EyeLearn

Inspiration

Over 1.71 billion people worldwide live with musculoskeletal or neuromuscular conditions that restrict hand movement. Traditional learning tools rely on typing and touching. We wanted to make digital learning truly inclusive by transforming natural eye movement into a new mode of control. The Assistive Techonology Market is growing with 5% of CAGR each year, and about 28% of them are visual aids or communication tool. We'd love to help individuals with hand mobility disability or paralysis enable independent learning without relying on manual input.

What it does

EyeLearn is an AI-powered web app that turns gaze and blink data into digital interaction. Users can highlight text, scroll, and generate flashcards hands-free. The system automatically detects focus points to create personalized study materials, enabling fully independent learning.

How we built it

For AI-powered gaze tracking, we used WebGazer.js to estimate real-time gaze coordinates from webcam input. For internal blink detection, we calculated Eye Aspect Ratio (EAR) to determine blink events. Then, we combined computer vision (MediaPipe) and AI regression models (WebGazer) in a unified web interface. We also executed multimodal signal fusion to create intuitive human-computer interaction.

Technical solution

1. AI-Powered Gaze Tracking Uses WebGazer.js to estimate real-time gaze coordinates from webcam input. Implements temporal smoothing (moving average) and low-pass filtering (α=0.22) for stable, natural motion.
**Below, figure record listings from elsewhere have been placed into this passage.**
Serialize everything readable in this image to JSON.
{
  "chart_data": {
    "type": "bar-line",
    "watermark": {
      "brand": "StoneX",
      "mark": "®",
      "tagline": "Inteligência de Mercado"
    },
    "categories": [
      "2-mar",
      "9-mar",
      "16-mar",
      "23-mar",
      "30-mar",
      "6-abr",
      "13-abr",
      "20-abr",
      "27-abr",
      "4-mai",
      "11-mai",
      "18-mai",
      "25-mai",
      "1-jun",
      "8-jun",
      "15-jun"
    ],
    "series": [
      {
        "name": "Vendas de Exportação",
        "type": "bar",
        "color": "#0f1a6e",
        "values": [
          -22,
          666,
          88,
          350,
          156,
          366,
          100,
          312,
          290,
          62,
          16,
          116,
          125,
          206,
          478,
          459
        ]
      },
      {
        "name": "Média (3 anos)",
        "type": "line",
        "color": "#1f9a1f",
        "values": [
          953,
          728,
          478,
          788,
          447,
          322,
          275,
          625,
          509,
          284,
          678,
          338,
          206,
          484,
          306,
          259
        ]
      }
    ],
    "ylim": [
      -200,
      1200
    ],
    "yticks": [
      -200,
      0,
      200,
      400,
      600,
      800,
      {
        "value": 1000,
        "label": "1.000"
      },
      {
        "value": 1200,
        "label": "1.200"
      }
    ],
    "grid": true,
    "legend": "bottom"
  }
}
2. Intentional Blink Detection Integrates MediaPipe FaceMesh to extract 3D facial landmarks. Calculates Eye Aspect Ratio (EAR) to determine blink events. Detects intentional blinks when eyes remain closed for >500 ms (EAR < 0.18).
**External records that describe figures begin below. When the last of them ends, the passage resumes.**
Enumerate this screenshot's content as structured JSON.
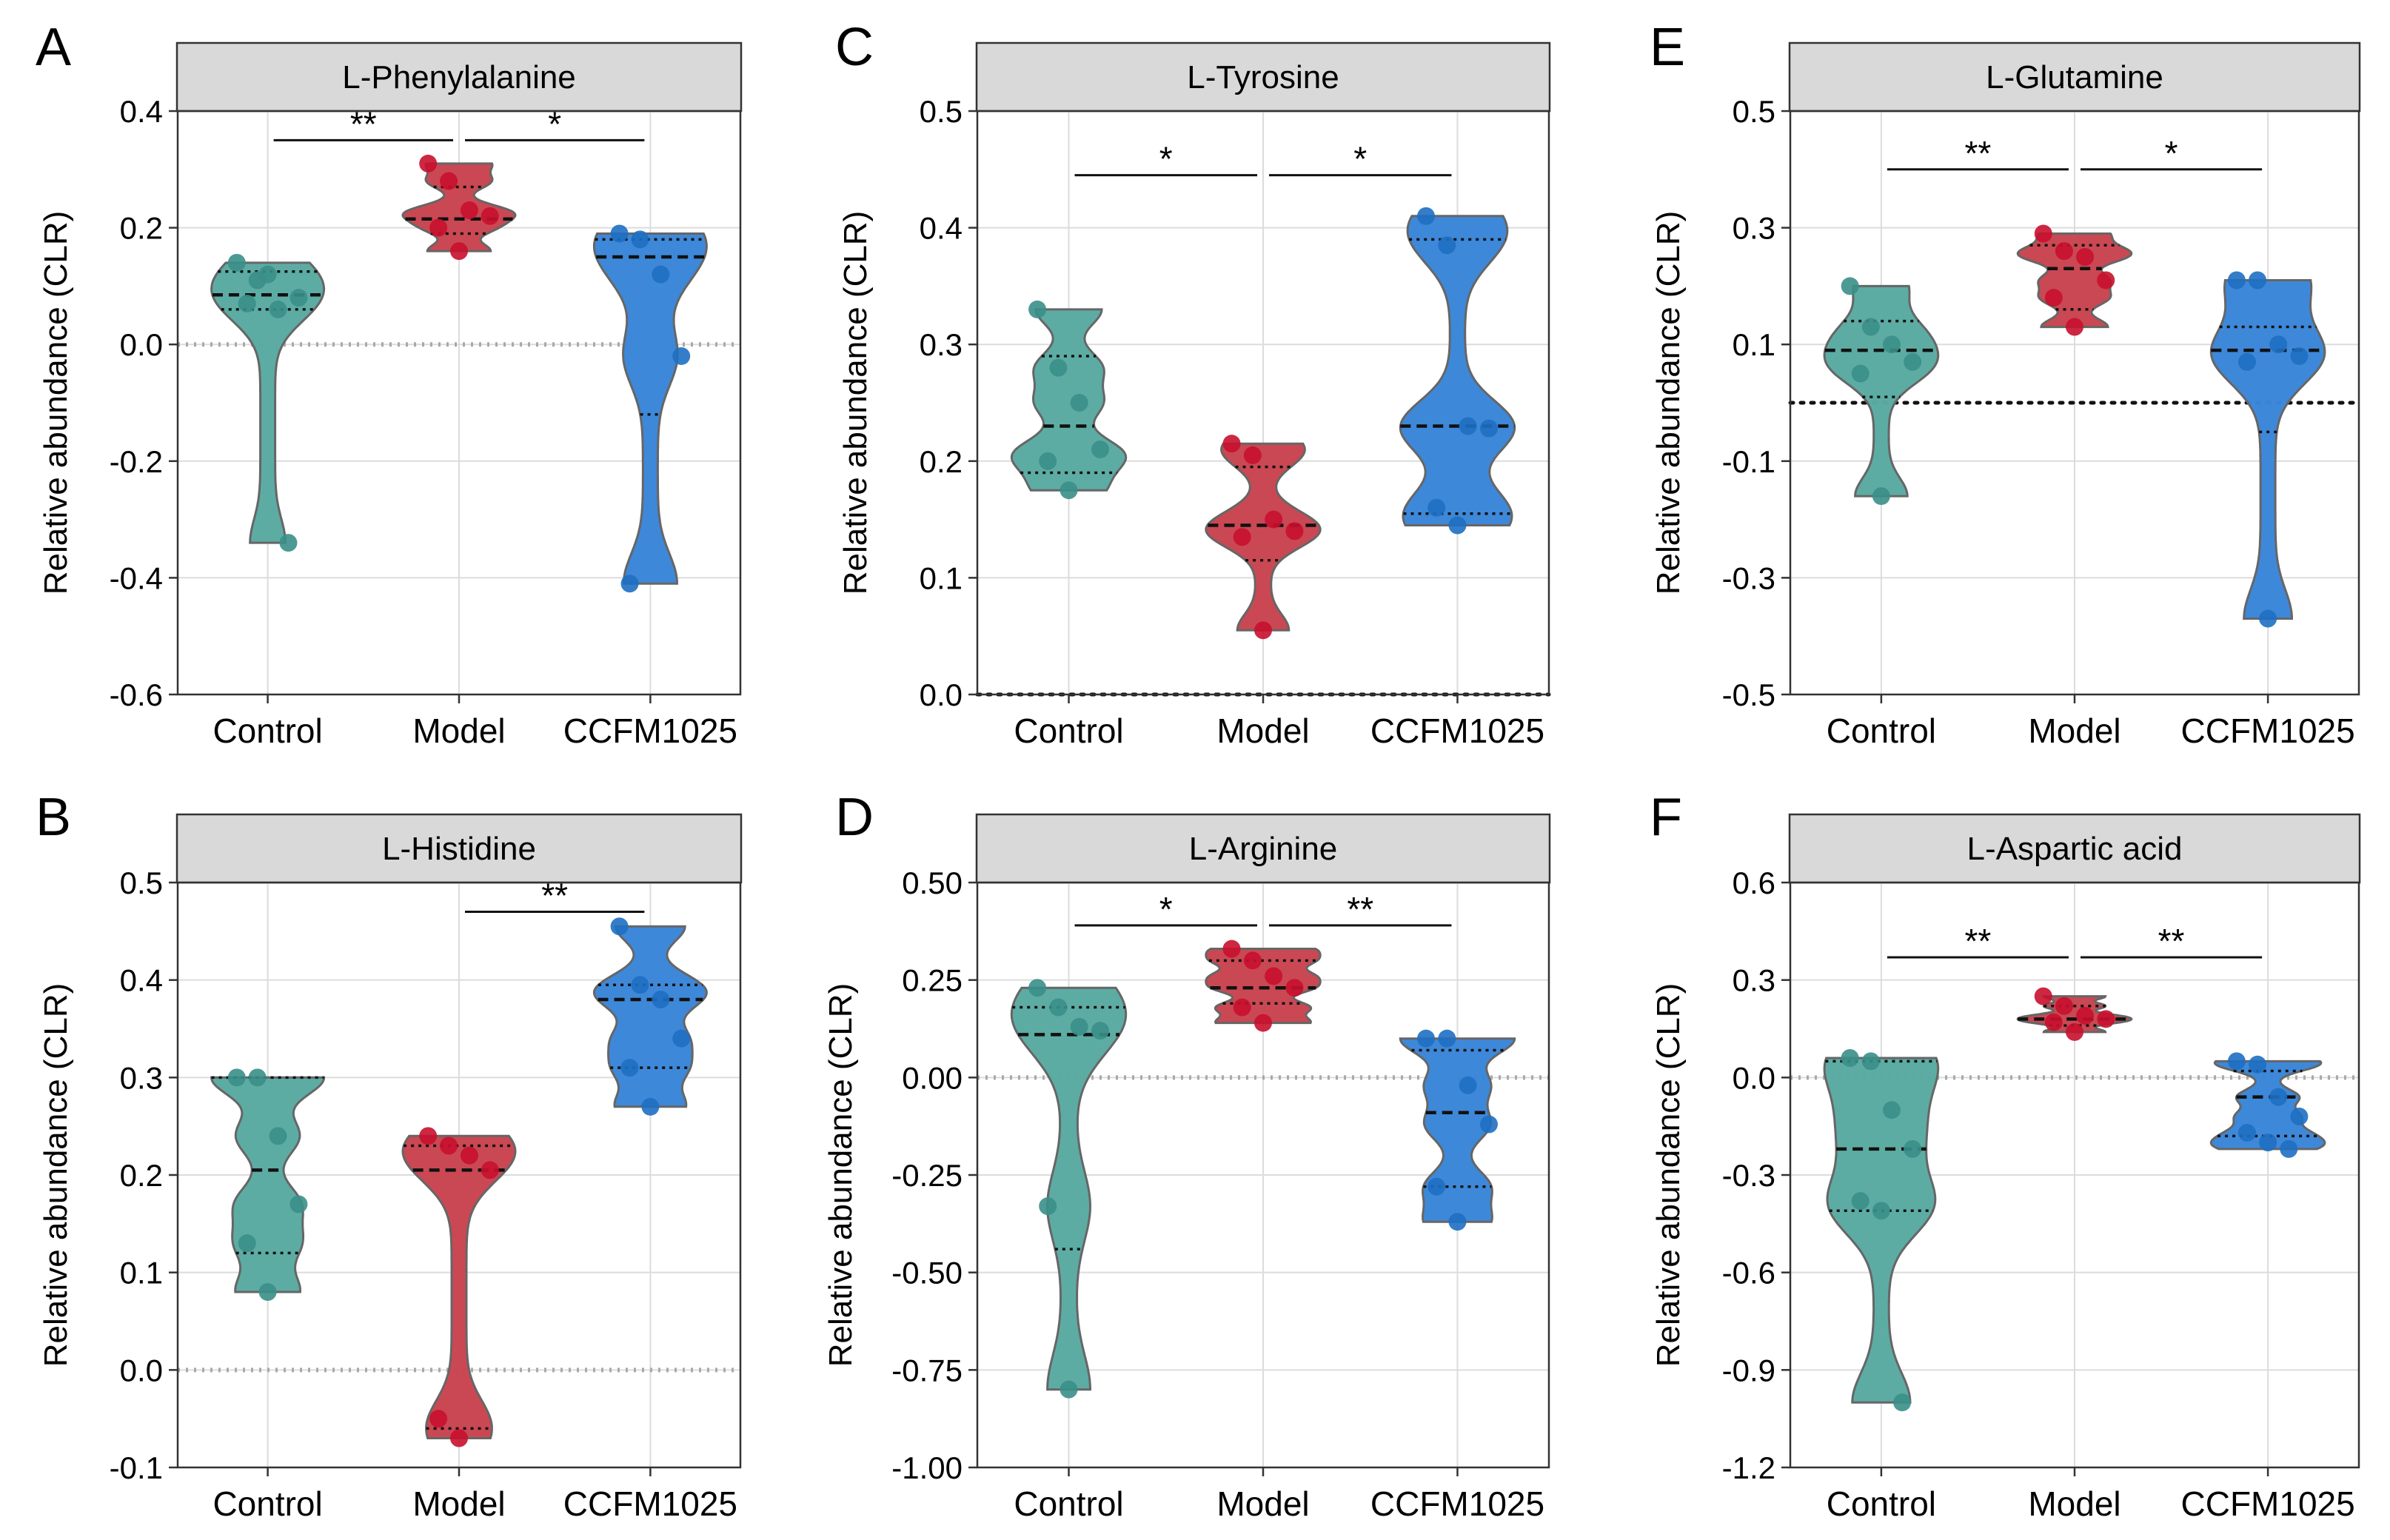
{
  "figure": {
    "y_axis_label": "Relative abundance (CLR)",
    "colors": {
      "Control": "#5aaaa2",
      "Model": "#c94450",
      "CCFM1025": "#3a86d8",
      "dot_Control": "#3a8f88",
      "dot_Model": "#c8102e",
      "dot_CCFM1025": "#1e6fc2",
      "strip_fill": "#d9d9d9",
      "grid": "#dcdcdc"
    }
  },
  "chart_data": [
    {
      "panel_label": "A",
      "type": "violin",
      "title": "L-Phenylalanine",
      "categories": [
        "Control",
        "Model",
        "CCFM1025"
      ],
      "ylabel": "Relative abundance (CLR)",
      "ylim": [
        -0.6,
        0.4
      ],
      "yticks": [
        -0.6,
        -0.4,
        -0.2,
        0.0,
        0.2,
        0.4
      ],
      "ytick_labels": [
        "-0.6",
        "-0.4",
        "-0.2",
        "0.0",
        "0.2",
        "0.4"
      ],
      "zero_line": {
        "value": 0.0,
        "style": "grey"
      },
      "groups": [
        {
          "name": "Control",
          "points": [
            0.14,
            0.11,
            0.06,
            0.08,
            0.07,
            0.12,
            -0.34
          ],
          "quartiles": [
            0.06,
            0.085,
            0.125
          ]
        },
        {
          "name": "Model",
          "points": [
            0.31,
            0.28,
            0.23,
            0.22,
            0.2,
            0.16
          ],
          "quartiles": [
            0.19,
            0.215,
            0.27
          ]
        },
        {
          "name": "CCFM1025",
          "points": [
            0.19,
            0.18,
            0.12,
            -0.02,
            -0.41
          ],
          "quartiles": [
            -0.12,
            0.15,
            0.18
          ]
        }
      ],
      "significance": [
        {
          "from": "Control",
          "to": "Model",
          "label": "**",
          "y": 0.35
        },
        {
          "from": "Model",
          "to": "CCFM1025",
          "label": "*",
          "y": 0.35
        }
      ]
    },
    {
      "panel_label": "C",
      "type": "violin",
      "title": "L-Tyrosine",
      "categories": [
        "Control",
        "Model",
        "CCFM1025"
      ],
      "ylabel": "Relative abundance (CLR)",
      "ylim": [
        0.0,
        0.5
      ],
      "yticks": [
        0.0,
        0.1,
        0.2,
        0.3,
        0.4,
        0.5
      ],
      "ytick_labels": [
        "0.0",
        "0.1",
        "0.2",
        "0.3",
        "0.4",
        "0.5"
      ],
      "zero_line": {
        "value": 0.0,
        "style": "black"
      },
      "groups": [
        {
          "name": "Control",
          "points": [
            0.33,
            0.28,
            0.25,
            0.21,
            0.2,
            0.175
          ],
          "quartiles": [
            0.19,
            0.23,
            0.29
          ]
        },
        {
          "name": "Model",
          "points": [
            0.215,
            0.205,
            0.15,
            0.14,
            0.135,
            0.055
          ],
          "quartiles": [
            0.115,
            0.145,
            0.195
          ]
        },
        {
          "name": "CCFM1025",
          "points": [
            0.41,
            0.385,
            0.23,
            0.228,
            0.16,
            0.145
          ],
          "quartiles": [
            0.155,
            0.23,
            0.39
          ]
        }
      ],
      "significance": [
        {
          "from": "Control",
          "to": "Model",
          "label": "*",
          "y": 0.445
        },
        {
          "from": "Model",
          "to": "CCFM1025",
          "label": "*",
          "y": 0.445
        }
      ]
    },
    {
      "panel_label": "E",
      "type": "violin",
      "title": "L-Glutamine",
      "categories": [
        "Control",
        "Model",
        "CCFM1025"
      ],
      "ylabel": "Relative abundance (CLR)",
      "ylim": [
        -0.5,
        0.5
      ],
      "yticks": [
        -0.5,
        -0.3,
        -0.1,
        0.1,
        0.3,
        0.5
      ],
      "ytick_labels": [
        "-0.5",
        "-0.3",
        "-0.1",
        "0.1",
        "0.3",
        "0.5"
      ],
      "zero_line": {
        "value": 0.0,
        "style": "black"
      },
      "groups": [
        {
          "name": "Control",
          "points": [
            0.2,
            0.13,
            0.1,
            0.07,
            0.05,
            -0.16
          ],
          "quartiles": [
            0.01,
            0.09,
            0.14
          ]
        },
        {
          "name": "Model",
          "points": [
            0.29,
            0.26,
            0.25,
            0.21,
            0.18,
            0.13
          ],
          "quartiles": [
            0.16,
            0.23,
            0.27
          ]
        },
        {
          "name": "CCFM1025",
          "points": [
            0.21,
            0.21,
            0.1,
            0.08,
            0.07,
            -0.37
          ],
          "quartiles": [
            -0.05,
            0.09,
            0.13
          ]
        }
      ],
      "significance": [
        {
          "from": "Control",
          "to": "Model",
          "label": "**",
          "y": 0.4
        },
        {
          "from": "Model",
          "to": "CCFM1025",
          "label": "*",
          "y": 0.4
        }
      ]
    },
    {
      "panel_label": "B",
      "type": "violin",
      "title": "L-Histidine",
      "categories": [
        "Control",
        "Model",
        "CCFM1025"
      ],
      "ylabel": "Relative abundance (CLR)",
      "ylim": [
        -0.1,
        0.5
      ],
      "yticks": [
        -0.1,
        0.0,
        0.1,
        0.2,
        0.3,
        0.4,
        0.5
      ],
      "ytick_labels": [
        "-0.1",
        "0.0",
        "0.1",
        "0.2",
        "0.3",
        "0.4",
        "0.5"
      ],
      "zero_line": {
        "value": 0.0,
        "style": "grey"
      },
      "groups": [
        {
          "name": "Control",
          "points": [
            0.3,
            0.3,
            0.24,
            0.17,
            0.13,
            0.08
          ],
          "quartiles": [
            0.12,
            0.205,
            0.3
          ]
        },
        {
          "name": "Model",
          "points": [
            0.24,
            0.23,
            0.22,
            0.205,
            -0.05,
            -0.07
          ],
          "quartiles": [
            -0.06,
            0.205,
            0.23
          ]
        },
        {
          "name": "CCFM1025",
          "points": [
            0.455,
            0.395,
            0.38,
            0.34,
            0.31,
            0.27
          ],
          "quartiles": [
            0.31,
            0.38,
            0.395
          ]
        }
      ],
      "significance": [
        {
          "from": "Model",
          "to": "CCFM1025",
          "label": "**",
          "y": 0.47
        }
      ]
    },
    {
      "panel_label": "D",
      "type": "violin",
      "title": "L-Arginine",
      "categories": [
        "Control",
        "Model",
        "CCFM1025"
      ],
      "ylabel": "Relative abundance (CLR)",
      "ylim": [
        -1.0,
        0.5
      ],
      "yticks": [
        -1.0,
        -0.75,
        -0.5,
        -0.25,
        0.0,
        0.25,
        0.5
      ],
      "ytick_labels": [
        "-1.00",
        "-0.75",
        "-0.50",
        "-0.25",
        "0.00",
        "0.25",
        "0.50"
      ],
      "zero_line": {
        "value": 0.0,
        "style": "grey"
      },
      "groups": [
        {
          "name": "Control",
          "points": [
            0.23,
            0.18,
            0.13,
            0.12,
            -0.33,
            -0.8
          ],
          "quartiles": [
            -0.44,
            0.11,
            0.18
          ]
        },
        {
          "name": "Model",
          "points": [
            0.33,
            0.3,
            0.26,
            0.23,
            0.18,
            0.14
          ],
          "quartiles": [
            0.19,
            0.23,
            0.3
          ]
        },
        {
          "name": "CCFM1025",
          "points": [
            0.1,
            0.1,
            -0.02,
            -0.12,
            -0.28,
            -0.37
          ],
          "quartiles": [
            -0.28,
            -0.09,
            0.07
          ]
        }
      ],
      "significance": [
        {
          "from": "Control",
          "to": "Model",
          "label": "*",
          "y": 0.39
        },
        {
          "from": "Model",
          "to": "CCFM1025",
          "label": "**",
          "y": 0.39
        }
      ]
    },
    {
      "panel_label": "F",
      "type": "violin",
      "title": "L-Aspartic acid",
      "categories": [
        "Control",
        "Model",
        "CCFM1025"
      ],
      "ylabel": "Relative abundance (CLR)",
      "ylim": [
        -1.2,
        0.6
      ],
      "yticks": [
        -1.2,
        -0.9,
        -0.6,
        -0.3,
        0.0,
        0.3,
        0.6
      ],
      "ytick_labels": [
        "-1.2",
        "-0.9",
        "-0.6",
        "-0.3",
        "0.0",
        "0.3",
        "0.6"
      ],
      "zero_line": {
        "value": 0.0,
        "style": "grey"
      },
      "groups": [
        {
          "name": "Control",
          "points": [
            0.06,
            0.05,
            -0.1,
            -0.22,
            -0.38,
            -0.41,
            -1.0
          ],
          "quartiles": [
            -0.41,
            -0.22,
            0.05
          ]
        },
        {
          "name": "Model",
          "points": [
            0.25,
            0.22,
            0.19,
            0.18,
            0.17,
            0.14
          ],
          "quartiles": [
            0.16,
            0.18,
            0.22
          ]
        },
        {
          "name": "CCFM1025",
          "points": [
            0.05,
            0.04,
            -0.06,
            -0.12,
            -0.17,
            -0.2,
            -0.22
          ],
          "quartiles": [
            -0.18,
            -0.06,
            0.02
          ]
        }
      ],
      "significance": [
        {
          "from": "Control",
          "to": "Model",
          "label": "**",
          "y": 0.37
        },
        {
          "from": "Model",
          "to": "CCFM1025",
          "label": "**",
          "y": 0.37
        }
      ]
    }
  ]
}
3. Real-Time Learning Interaction Merges gaze coordinates and blink events to identify which sentence the user is focusing on. Automatically highlights text and generates flashcards based on gaze attention.

Challenges we ran into

1. Thresholding & Calibration Accuracy: Accurate gaze mapping was challenging due to inconsistent thresholding, lighting, and head-pose bias, requiring frequent recalibration.

2. Optimization & Smoothing: Applied moving-average and exponential smoothing filters to reduce jitter and balance real-time stability with low latency.

3. Debugging Interactive Behavior: Refined blink-event timing and asynchronous handling to ensure precise highlight detection and seamless UI transitions.

4. User Feedback & Calibration UI: Built a visual calibration interface with gaze-dot feedback and prompts to help users trust and validate tracking accuracy.

Accomplishments that we're proud of

Helped people with limited hand mobility or paralysis achieve independent learning and reading.
Developed AI-powered gaze tracking and intentional blink detection technology.
Created meaningful social impact by improving accessibility for individuals with disabilities.

What we learned

1. Real-time interactivity : We learned how small timing issues or sensor noise can break interactivity — and how smoothing, calibration, and consistent feedback loops can fix it. 2. Importance of calibration : Accurate gaze tracking depends heavily on initial calibration, stable lighting, and consistent positioning.

What's next for EyeLearn

Product Development

1. Better Calibration Experience:

Add an on-screen calibration guide (e.g., “Click 5 points to calibrate”) and show feedback after each click to improve accuracy.

2. Enhanced Features:

Export flashcards as .txt or .csv

Add PDF export and modern CSS styling

Highlight individual words instead of full sentences for finer precision

Change the gaze dot color on blink events

3. Machine Learning Improvements:

Integrate head-pose detection (e.g., with MediaPipe FaceMesh) to correct for downward gaze bias.

Train a small regression model to fine-tune calibration data.

Business Development

1. Beta Testing with Target Users

Launch closed beta for individuals with musculoskeletal or neuromuscular conditions (e.g., ALS, spinal cord injury).

Partner with rehabilitation centers and accessibility organizations to collect structured usability feedback.

Measure engagement, ease of use, and independence improvement metrics.

2. Customer Interviews & Market Research

Conduct interviews with users, caregivers, and therapists to identify key pain points and learning behaviors.

Map competitive landscape and assess partnership opportunities with healthcare and education sectors.

3. Product GTM Plan

Initiate pilot programs in hospitals and educational institutions to demonstrate product value.

Scale through B2B collaborations, institutional licensing, and direct-to-consumer web integrations.

Position EyeLearn as the leading accessibility platform for digital learning and rehabilitation environments.